I love the way he can airily claim that bunging £36 million to smoking mothers – most of whom will presumably carry on puffing away, but just lie to whoever’s doling out the dosh – is “cost-effective.”
I also love the completely random maths of Policy Exchange’s assessment:
Whilst tax on tobacco contributes £10 billion annually to the Treasury coffers, the true costs to society from smoking are far higher, at £13.74 billion, think thank Policy Exchange’s latest report finds. This cost is made up of the cost of treating smokers on the NHS (£2.7 billion) but also the loss in productivity from smoking breaks (£2.9 billion) and increased absenteeism (£2.5 billion); the cost of cleaning up cigarette butts (£342 million); the cost of fires (£507 million), and also the loss in economic output from the deaths of smokers (£4.1 billion) and passive smokers (£713 million).

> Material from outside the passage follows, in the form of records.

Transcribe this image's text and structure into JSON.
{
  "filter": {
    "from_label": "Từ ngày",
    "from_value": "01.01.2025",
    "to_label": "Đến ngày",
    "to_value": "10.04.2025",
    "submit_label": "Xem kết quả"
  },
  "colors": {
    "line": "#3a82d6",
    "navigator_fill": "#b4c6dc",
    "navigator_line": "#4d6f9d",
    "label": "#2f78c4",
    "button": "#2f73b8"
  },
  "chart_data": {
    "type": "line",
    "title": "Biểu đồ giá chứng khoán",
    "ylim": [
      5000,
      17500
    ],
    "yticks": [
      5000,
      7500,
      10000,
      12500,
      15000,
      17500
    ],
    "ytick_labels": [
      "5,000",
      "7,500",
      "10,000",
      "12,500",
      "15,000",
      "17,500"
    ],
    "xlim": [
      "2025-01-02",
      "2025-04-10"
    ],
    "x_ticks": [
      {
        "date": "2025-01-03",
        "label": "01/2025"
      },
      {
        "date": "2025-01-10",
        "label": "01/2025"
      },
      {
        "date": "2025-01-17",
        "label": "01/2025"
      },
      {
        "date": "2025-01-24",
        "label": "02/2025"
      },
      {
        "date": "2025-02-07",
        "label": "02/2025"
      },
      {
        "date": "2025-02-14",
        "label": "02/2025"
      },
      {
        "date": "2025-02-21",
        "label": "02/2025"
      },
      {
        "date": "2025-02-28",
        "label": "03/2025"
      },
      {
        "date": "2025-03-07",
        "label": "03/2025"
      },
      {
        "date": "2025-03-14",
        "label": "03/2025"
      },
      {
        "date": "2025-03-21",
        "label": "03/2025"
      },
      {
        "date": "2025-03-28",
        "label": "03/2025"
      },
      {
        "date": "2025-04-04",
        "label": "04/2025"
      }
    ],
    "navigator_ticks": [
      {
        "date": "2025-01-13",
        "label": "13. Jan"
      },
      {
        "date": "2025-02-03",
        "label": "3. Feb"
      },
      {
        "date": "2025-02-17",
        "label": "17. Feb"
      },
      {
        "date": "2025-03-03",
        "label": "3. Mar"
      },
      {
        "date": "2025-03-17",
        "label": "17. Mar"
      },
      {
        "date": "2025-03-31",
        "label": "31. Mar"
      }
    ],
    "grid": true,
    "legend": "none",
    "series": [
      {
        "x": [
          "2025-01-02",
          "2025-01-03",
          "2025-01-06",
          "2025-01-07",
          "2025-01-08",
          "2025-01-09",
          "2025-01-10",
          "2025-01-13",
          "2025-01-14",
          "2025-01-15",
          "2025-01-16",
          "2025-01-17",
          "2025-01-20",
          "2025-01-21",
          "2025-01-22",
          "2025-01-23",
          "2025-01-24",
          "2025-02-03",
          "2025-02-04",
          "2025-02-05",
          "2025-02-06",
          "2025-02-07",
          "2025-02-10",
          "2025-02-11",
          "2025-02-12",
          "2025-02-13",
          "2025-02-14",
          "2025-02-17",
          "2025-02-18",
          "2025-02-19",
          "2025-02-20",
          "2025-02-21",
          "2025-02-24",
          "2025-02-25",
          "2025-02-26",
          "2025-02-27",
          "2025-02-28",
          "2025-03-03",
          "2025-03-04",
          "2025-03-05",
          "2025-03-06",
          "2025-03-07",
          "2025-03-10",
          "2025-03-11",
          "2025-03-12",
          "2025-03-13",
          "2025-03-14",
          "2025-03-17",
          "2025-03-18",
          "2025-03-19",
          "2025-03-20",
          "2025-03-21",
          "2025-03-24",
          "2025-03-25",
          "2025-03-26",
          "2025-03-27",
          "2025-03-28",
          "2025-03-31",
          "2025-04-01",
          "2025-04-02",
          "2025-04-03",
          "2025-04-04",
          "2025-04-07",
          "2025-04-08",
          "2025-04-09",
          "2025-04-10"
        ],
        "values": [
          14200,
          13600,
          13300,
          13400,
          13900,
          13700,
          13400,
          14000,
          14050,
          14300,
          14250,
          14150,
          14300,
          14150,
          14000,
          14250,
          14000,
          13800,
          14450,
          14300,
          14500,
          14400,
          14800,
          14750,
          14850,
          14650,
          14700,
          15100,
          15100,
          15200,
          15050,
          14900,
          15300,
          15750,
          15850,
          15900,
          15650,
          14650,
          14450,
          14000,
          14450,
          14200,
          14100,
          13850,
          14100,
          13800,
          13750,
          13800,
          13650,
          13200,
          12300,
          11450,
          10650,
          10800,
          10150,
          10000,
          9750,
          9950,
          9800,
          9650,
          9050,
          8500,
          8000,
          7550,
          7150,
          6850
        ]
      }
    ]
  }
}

£2.9 billion lost because of smoking breaks? And how do they KNOW? What about all the productive thoughts that smokers have while nipping outside and talking to the fellow-most-interesting-people-in-the-office? What about the improved productivity-rate induced by having had a good blast of nicotine and fresh air? What about all the time the non-smokers are wasting surfing porn sites and catching up on Facebook?
Of course I loathe Dave Cameron’s other favourite think tank DEMOS. But at least DEMOS admits to being an out-and-out left-wing think tank, while Policy Exchange’s pallid bunch of lettuce-chomping social workers actually have the gall to claim that they’re conservatives. That’s why I hate them more.









What about the fortunes saved in pensions and benefits by them dying 10 years early? The average smoker gets 10 years less pension for his contributions than the average non-smoker. A massive hidden subsidy to the non-smokers.
10 years of pension, pension credit, free bus pass subsidy, TV licence subsidy, reduced council tax? That’s got to be worth around 20p a cigarette for 50 years on 20 a day.
Every time a 20-a-day smoker gives up we lose up to £4.67 a day in tax revenue off that smoker, plus costs for them living longer. If he/she saves the money or buys zero rated food with it, we lose the whole lot. We might get a bit of vat back on some spending.
Smokers, thank you. I hate cigarette smoke, but am happy to tolerate it because I love the taxes you pay, (because mine would otherwise be even higher).
But it’s worse than that, those smokers support thousands of employees in shops, factories and distributors, so a big chunk of that will be lost too.
Well said, James, and Peter Dunford. Can I also add that the burden that smokers apparently place on the NHS is far from clear? As a rule, smokers die earlier from acute conditions like lung cancer and heart disease. They don’t tend to clog up the system with chronic minor ailments for the next twenty years, like their more healthy counterparts.
The other issue that I find hard to understand is the £4.1 billion “loss in economic output from the deaths of smokers”! Firstly, this assumes that we have a fully employed and efficient workforce, which is patently not the case. Secondly, it’s misleading (or even slightly bonkers), to include second or third order consequences like this. You’d never get away with it in a court of law.
The more I see of this stuff, the more I believe statistics should be taught at school as a subject in its own right.